Reggio Emilia, 14 gennaio 2026 – Sono due nomi a dominare il weekend appena passato a Reggio Emilia: Branchetti e Iemmi. La città si è riaccesa attorno alla fotografia d’autore, che torna protagonista con forza. Nel frattempo, a pochi passi da Porta Venezia, Milano ha aperto una finestra importante sulla fotografia italiana contemporanea, mettendo insieme maestri storici e giovani talenti in una rassegna ricca di appuntamenti e incontri.
Branchetti e Iemmi, il cuore pulsante di Reggio Emilia
Sabato pomeriggio, nell’ex Ospedale Spallanzani, il pubblico si è fermato davanti alle immagini di Franco Branchetti e Claudia Iemmi. Due modi di raccontare la città: Branchetti, nato nel 1948, ha fotografato decenni di cambiamenti urbani a Reggio Emilia; Iemmi, più giovane, ha scelto invece i margini della città e lo spazio privato come soggetti. Verso le 17:30 la sala era quasi piena. Gruppi di persone si soffermavano davanti alle fotografie in bianco e nero. C’erano studenti con block notes e qualche pensionato che ricordava i quartieri di una volta.
L’iniziativa fa parte del programma di “Fotografia Europea”, la rassegna che da anni anima la vita culturale locale. “Portare le storie della nostra terra in mostra è importante,” ha detto Branchetti durante il dibattito dopo l’inaugurazione. Iemmi ha aggiunto: “Cerco sempre una luce che racconti l’anima delle cose.” Un messaggio che molti hanno colto. Come Anna, impiegata di 42 anni: “Queste foto mi riportano indietro nel tempo, ma parlano anche del presente.”
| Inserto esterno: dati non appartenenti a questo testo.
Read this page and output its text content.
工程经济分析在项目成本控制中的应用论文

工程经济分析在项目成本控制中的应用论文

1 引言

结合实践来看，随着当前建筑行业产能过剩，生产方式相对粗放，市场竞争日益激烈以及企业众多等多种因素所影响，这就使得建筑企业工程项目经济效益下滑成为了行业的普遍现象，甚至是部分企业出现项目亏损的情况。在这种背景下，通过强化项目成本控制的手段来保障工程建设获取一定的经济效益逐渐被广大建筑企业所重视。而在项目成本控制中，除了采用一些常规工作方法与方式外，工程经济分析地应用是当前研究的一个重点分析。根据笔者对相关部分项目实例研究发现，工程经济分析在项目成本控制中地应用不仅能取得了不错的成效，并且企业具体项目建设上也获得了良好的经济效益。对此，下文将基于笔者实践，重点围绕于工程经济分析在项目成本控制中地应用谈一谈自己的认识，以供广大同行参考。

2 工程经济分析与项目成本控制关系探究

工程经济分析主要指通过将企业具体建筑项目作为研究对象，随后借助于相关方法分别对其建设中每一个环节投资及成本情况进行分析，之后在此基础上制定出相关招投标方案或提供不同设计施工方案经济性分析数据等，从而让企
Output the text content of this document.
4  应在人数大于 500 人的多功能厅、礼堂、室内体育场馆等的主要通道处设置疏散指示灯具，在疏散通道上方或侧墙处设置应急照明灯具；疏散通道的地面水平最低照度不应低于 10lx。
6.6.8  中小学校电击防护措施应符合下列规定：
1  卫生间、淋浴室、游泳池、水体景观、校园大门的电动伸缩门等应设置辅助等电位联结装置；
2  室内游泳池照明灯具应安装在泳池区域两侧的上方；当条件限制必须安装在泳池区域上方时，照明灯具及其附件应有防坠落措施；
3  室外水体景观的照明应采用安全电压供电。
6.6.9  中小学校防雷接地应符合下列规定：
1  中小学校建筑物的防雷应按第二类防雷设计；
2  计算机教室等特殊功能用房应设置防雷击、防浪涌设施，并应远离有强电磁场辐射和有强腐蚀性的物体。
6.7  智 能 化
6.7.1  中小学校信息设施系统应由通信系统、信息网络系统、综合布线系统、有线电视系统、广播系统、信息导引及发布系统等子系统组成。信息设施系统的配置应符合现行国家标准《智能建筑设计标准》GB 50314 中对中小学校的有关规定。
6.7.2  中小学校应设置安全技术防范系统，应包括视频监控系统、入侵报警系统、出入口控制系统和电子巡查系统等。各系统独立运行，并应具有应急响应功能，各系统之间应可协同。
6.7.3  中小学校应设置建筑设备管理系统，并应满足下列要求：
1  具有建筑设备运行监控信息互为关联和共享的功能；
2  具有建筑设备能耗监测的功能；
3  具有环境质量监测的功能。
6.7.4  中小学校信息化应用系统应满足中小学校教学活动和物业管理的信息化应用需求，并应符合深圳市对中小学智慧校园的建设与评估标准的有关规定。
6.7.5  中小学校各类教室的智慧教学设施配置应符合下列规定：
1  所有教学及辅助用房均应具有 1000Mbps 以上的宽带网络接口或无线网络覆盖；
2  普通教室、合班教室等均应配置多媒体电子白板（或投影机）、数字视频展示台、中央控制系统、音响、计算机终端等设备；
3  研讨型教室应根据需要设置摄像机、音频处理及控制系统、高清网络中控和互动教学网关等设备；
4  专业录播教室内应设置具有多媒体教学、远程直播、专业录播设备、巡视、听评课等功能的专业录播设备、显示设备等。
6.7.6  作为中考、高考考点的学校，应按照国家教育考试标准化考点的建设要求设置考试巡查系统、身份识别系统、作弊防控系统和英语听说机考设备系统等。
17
Milano accende i riflettori sulla fotografia italiana
Sempre sabato, nel tardo pomeriggio, a Milano la Galleria Belvedere ha inaugurato “Scatti d’Italia”, mostra collettiva dedicata all’evoluzione della fotografia italiana dagli anni Settanta a oggi. In via Tadino alle 18 le prime persone sono entrate nella sala luminosa – pareti bianche, luci fredde – dove spiccavano lavori di autori come Gabriele Basilico e Letizia Battaglia, insieme a scatti freschi di giovani under 30 scelti tramite call nazionale.
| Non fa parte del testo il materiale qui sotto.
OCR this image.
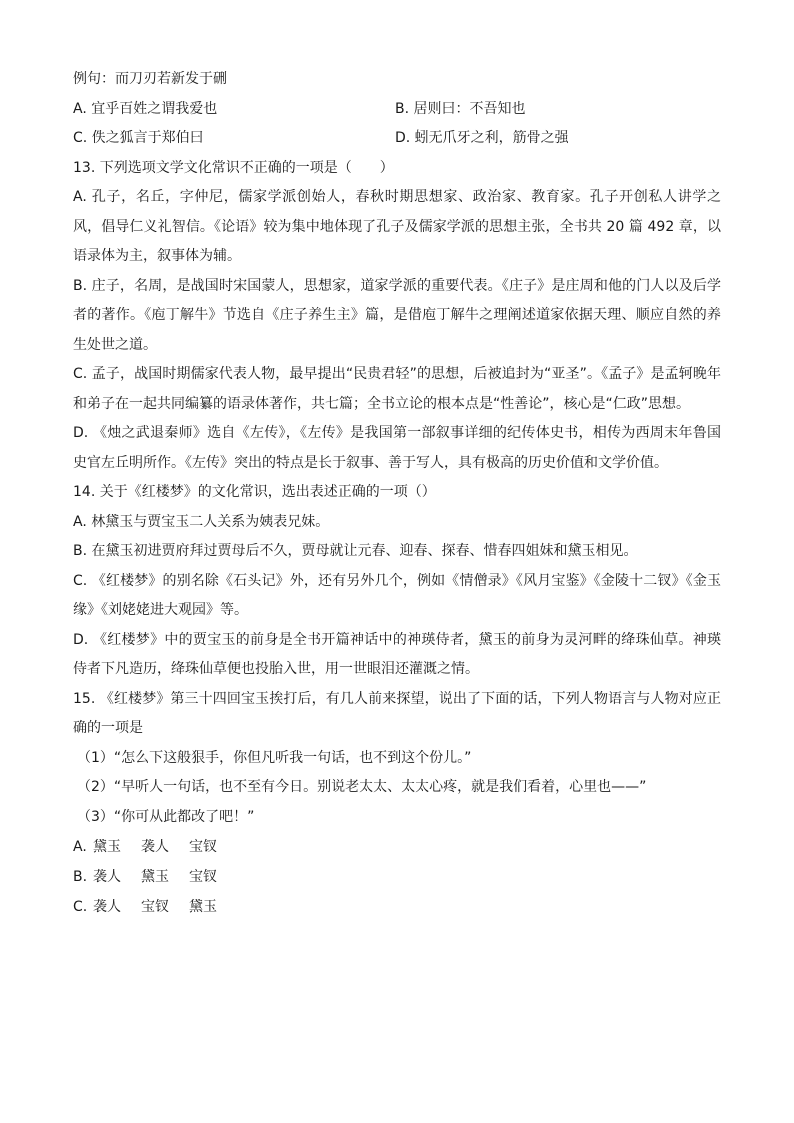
例句：而刀刃若新发于硎
A. 宜乎百姓之谓我爱也	B. 居则曰：不吾知也
C. 佚之狐言于郑伯曰	D. 蚓无爪牙之利，筋骨之强
13. 下列选项文学文化常识不正确的一项是（　　）
A. 孔子，名丘，字仲尼，儒家学派创始人，春秋时期思想家、政治家、教育家。孔子开创私人讲学之风，倡导仁义礼智信。《论语》较为集中地体现了孔子及儒家学派的思想主张，全书共 20 篇 492 章，以语录体为主，叙事体为辅。
B. 庄子，名周，是战国时宋国蒙人，思想家，道家学派的重要代表。《庄子》是庄周和他的门人以及后学者的著作。《庖丁解牛》节选自《庄子养生主》篇，是借庖丁解牛之理阐述道家依据天理、顺应自然的养生处世之道。
C. 孟子，战国时期儒家代表人物，最早提出“民贵君轻”的思想，后被追封为“亚圣”。《孟子》是孟轲晚年和弟子在一起共同编纂的语录体著作，共七篇；全书立论的根本点是“性善论”，核心是“仁政”思想。
D. 《烛之武退秦师》选自《左传》，《左传》是我国第一部叙事详细的纪传体史书，相传为西周末年鲁国史官左丘明所作。《左传》突出的特点是长于叙事、善于写人，具有极高的历史价值和文学价值。
14. 关于《红楼梦》的文化常识，选出表述正确的一项（）
A. 林黛玉与贾宝玉二人关系为姨表兄妹。
B. 在黛玉初进贾府拜过贾母后不久，贾母就让元春、迎春、探春、惜春四姐妹和黛玉相见。
C. 《红楼梦》的别名除《石头记》外，还有另外几个，例如《情僧录》《风月宝鉴》《金陵十二钗》《金玉缘》《刘姥姥进大观园》等。
D. 《红楼梦》中的贾宝玉的前身是全书开篇神话中的神瑛侍者，黛玉的前身为灵河畔的绛珠仙草。神瑛侍者下凡造历，绛珠仙草便也投胎入世，用一世眼泪还灌溉之情。
15. 《红楼梦》第三十四回宝玉挨打后，有几人前来探望，说出了下面的话，下列人物语言与人物对应正确的一项是
（1）“怎么下这般狠手，你但凡听我一句话，也不到这个份儿。”
（2）“早听人一句话，也不至有今日。别说老太太、太太心疼，就是我们看着，心里也——”
（3）“你可从此都改了吧！”
A. 黛玉	袭人	宝钗
B. 袭人	黛玉	宝钗
C. 袭人	宝钗	黛玉
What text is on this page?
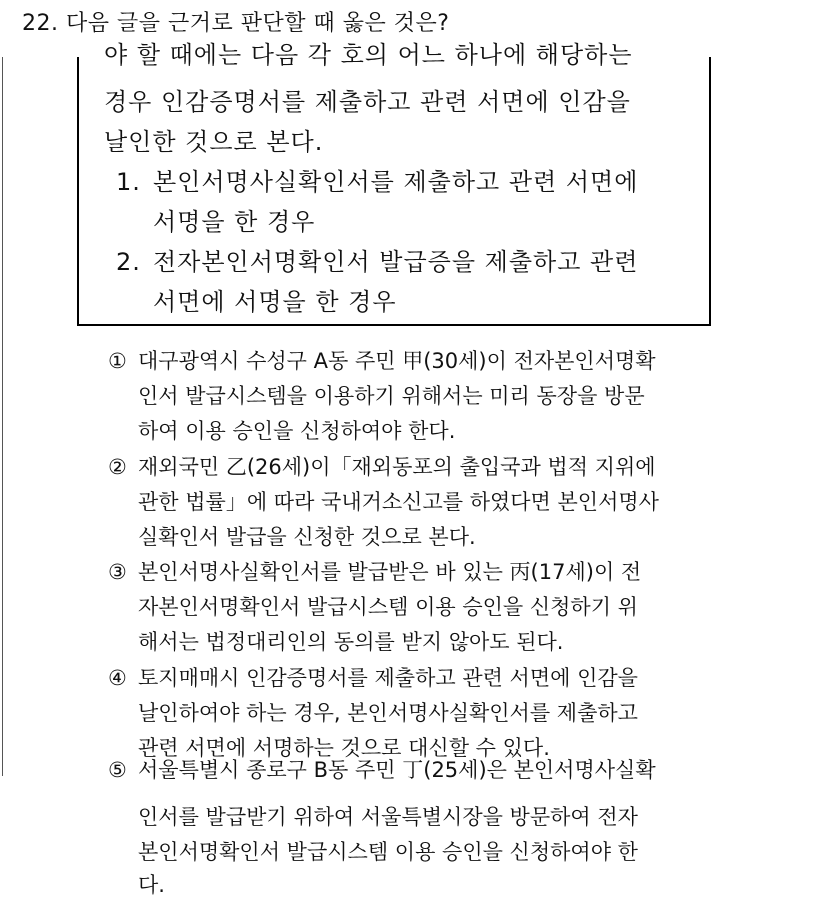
22. 다음 글을 근거로 판단할 때 옳은 것은?
야 할 때에는 다음 각 호의 어느 하나에 해당하는
경우 인감증명서를 제출하고 관련 서면에 인감을
날인한 것으로 본다.
1. 본인서명사실확인서를 제출하고 관련 서면에
서명을 한 경우
2. 전자본인서명확인서 발급증을 제출하고 관련
서면에 서명을 한 경우
① 대구광역시 수성구 A동 주민 甲(30세)이 전자본인서명확
인서 발급시스템을 이용하기 위해서는 미리 동장을 방문
하여 이용 승인을 신청하여야 한다.
② 재외국민 乙(26세)이「재외동포의 출입국과 법적 지위에
관한 법률」에 따라 국내거소신고를 하였다면 본인서명사
실확인서 발급을 신청한 것으로 본다.
③ 본인서명사실확인서를 발급받은 바 있는 丙(17세)이 전
자본인서명확인서 발급시스템 이용 승인을 신청하기 위
해서는 법정대리인의 동의를 받지 않아도 된다.
④ 토지매매시 인감증명서를 제출하고 관련 서면에 인감을
날인하여야 하는 경우, 본인서명사실확인서를 제출하고
관련 서면에 서명하는 것으로 대신할 수 있다.
⑤ 서울특별시 종로구 B동 주민 丁(25세)은 본인서명사실확
인서를 발급받기 위하여 서울특별시장을 방문하여 전자
본인서명확인서 발급시스템 이용 승인을 신청하여야 한
다.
“Abbiamo voluto mettere a confronto generazioni diverse,” ha spiegato il curatore Davide Ferrari. “Non è nostalgia fine a se stessa: qui c’è il Paese visto con gli occhi di chi lo racconta oggi, senza filtri.” L’affluenza è stata costante: secondo gli organizzatori circa 200 persone hanno partecipato all’apertura. La mostra resterà aperta fino a metà febbraio.
Il pubblico ha risposto con interesse. Elena V., studentessa di 25 anni, si è fermata davanti a una serie di immagini sul lavoro precario: “Questa fotografia non è quella che trovi sui libri – è più diretta, parla proprio a me.”
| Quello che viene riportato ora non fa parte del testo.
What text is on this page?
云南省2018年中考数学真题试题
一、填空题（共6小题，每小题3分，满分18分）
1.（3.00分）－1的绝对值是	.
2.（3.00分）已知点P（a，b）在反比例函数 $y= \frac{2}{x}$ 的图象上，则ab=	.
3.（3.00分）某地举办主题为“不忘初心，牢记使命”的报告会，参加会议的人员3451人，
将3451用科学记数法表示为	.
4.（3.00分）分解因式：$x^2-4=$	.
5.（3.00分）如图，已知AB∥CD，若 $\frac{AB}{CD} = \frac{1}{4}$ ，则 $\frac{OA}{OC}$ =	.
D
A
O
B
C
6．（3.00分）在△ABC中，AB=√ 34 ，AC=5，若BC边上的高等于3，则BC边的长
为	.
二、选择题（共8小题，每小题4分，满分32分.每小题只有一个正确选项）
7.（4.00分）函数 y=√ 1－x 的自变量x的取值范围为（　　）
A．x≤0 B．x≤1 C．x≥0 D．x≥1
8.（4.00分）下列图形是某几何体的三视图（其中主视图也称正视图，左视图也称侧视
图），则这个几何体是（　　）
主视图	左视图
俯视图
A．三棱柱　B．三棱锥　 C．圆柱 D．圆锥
La fotografia contemporanea come specchio della società
Gli eventi degli ultimi giorni confermano quanto la fotografia contemporanea italiana sia un terreno fertile per riflessioni su temi sociali e identità. A Reggio Emilia si guarda alla realtà locale; a Milano il discorso si amplia fino ad abbracciare tutta Italia. È un dialogo continuo tra passato e presente che emerge nei soggetti scelti: la città in trasformazione, nuove marginalità urbane, il confine tra pubblico e privato.
“Il linguaggio fotografico aiuta ad affrontare temi delicati senza cadere nella retorica,” ha osservato Iemmi durante la visita guidata domenica mattina. Branchetti ha aggiunto: “Raccontare una città significa anche dare voce a chi spesso resta nascosto.”
Appuntamenti da non perdere
Le due mostre resteranno aperte per qualche settimana ancora. A Reggio Emilia si potrà visitare fino al 29 febbraio con ingresso gratuito (dalle 10 alle 19; chiuso il lunedì). A Milano la Galleria Belvedere prolungherà fino al 17 febbraio l’apertura al pubblico. Sono previsti incontri con gli autori e laboratori per studenti.
Per chi ama la fotografia o semplicemente vuole capire come cambia il modo di guardare l’Italia sono occasioni da cogliere al volo. Non sono solo immagini da vedere: tra un commento scambiato davanti a una stampa o uno scatto rubato con lo smartphone, la fotografia conferma ancora la sua forza unica. Sa unire generazioni diverse e accendere discussioni attuali.
Un segno chiaro che l’attenzione verso le storie raccontate dall’obiettivo cresce sempre più. In queste settimane tra Reggio Emilia e Milano c’è più di un motivo per fermarsi a guardare quello che ci sta intorno con occhi nuovi.